Frontal collisions can also release the refrigerant if the condenser is damaged, which could result in a severe underhood fire causing extensive damage to the vehicle.

There’s also a risk to service technicians who might encounter leaks while servicing a vehicle or operating recovery/recycling equipment.

Just to clarify, my comment about a safer viable alternative for gasoline was directed at internal combustion engines. What is a safer, more viable, drop-in, alternative fuel for gasoline engines? My point being, anyone that chooses to use a flammable hydrocarbon in their A/C system does so at their own risk because there are more than enough drop-in replacment refrigerants on the market that do not pose a safety risk. The same can not be said for gasoline for those of us running internal combustion engines in our vehicles.

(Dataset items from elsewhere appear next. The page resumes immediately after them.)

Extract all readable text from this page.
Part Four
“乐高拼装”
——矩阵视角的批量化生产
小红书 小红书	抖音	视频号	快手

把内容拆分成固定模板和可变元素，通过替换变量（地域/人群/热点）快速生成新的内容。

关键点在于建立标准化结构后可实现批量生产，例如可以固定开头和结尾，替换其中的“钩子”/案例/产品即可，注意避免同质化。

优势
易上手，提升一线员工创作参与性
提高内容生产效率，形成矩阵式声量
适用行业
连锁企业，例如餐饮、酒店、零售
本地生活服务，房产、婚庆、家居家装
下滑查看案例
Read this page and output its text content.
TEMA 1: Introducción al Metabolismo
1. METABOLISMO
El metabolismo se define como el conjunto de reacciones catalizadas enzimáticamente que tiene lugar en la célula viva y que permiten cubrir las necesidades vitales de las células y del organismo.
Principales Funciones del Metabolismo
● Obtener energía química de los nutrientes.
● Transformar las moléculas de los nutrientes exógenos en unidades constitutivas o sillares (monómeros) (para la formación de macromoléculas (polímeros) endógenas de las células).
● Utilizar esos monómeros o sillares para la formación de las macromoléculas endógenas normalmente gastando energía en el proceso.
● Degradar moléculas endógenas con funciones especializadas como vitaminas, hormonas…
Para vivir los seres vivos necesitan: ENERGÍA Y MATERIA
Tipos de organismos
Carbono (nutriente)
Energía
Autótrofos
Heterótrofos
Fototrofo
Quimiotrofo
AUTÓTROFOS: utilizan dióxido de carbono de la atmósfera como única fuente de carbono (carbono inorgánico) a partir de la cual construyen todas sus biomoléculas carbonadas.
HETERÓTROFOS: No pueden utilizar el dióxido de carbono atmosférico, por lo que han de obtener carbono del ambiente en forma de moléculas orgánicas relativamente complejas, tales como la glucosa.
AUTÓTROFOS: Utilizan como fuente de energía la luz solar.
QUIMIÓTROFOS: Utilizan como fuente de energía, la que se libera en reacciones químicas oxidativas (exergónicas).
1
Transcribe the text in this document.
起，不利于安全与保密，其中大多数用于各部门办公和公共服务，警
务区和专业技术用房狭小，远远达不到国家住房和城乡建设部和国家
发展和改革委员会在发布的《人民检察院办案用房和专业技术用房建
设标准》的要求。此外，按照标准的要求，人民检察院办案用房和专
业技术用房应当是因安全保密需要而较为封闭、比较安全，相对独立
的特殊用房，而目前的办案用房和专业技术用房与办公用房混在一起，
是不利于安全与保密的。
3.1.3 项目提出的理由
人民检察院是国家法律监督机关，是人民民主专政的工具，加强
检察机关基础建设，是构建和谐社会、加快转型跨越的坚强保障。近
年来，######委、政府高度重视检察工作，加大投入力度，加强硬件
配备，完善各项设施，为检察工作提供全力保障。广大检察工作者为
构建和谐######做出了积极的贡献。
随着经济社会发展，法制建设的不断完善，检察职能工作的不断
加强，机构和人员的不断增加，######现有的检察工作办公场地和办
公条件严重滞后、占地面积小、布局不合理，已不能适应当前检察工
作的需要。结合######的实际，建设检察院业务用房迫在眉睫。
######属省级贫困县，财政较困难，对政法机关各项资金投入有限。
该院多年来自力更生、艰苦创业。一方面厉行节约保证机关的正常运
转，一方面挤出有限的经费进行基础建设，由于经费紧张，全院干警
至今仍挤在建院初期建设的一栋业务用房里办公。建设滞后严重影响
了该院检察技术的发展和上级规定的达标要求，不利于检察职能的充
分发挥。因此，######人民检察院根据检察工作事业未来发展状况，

In my view, it comes down to risk vs. reward. Why would anyone want to risk the safety of themselves or their passengers by introducing a flammable substance into their A/C system if it's not necessary? Is the 3-to-4 degree temp. drop over R-134A worth it? If so, then why not spend the money and have the system refilled with R-12, which is perfectly safe and has a proven track record.

Just my two cents.....and I'll step down off my soap box :D
 
89 Saleen#455 - Excellent explanation.

The one thing that has not been said is that in order to buy any refrigerant other than R134a, you need a EPA 609 MVAC certification. Kind of makes the whole argument about DIY and alternative refrigerants pointless unless you pay the $20 and pass the certification test.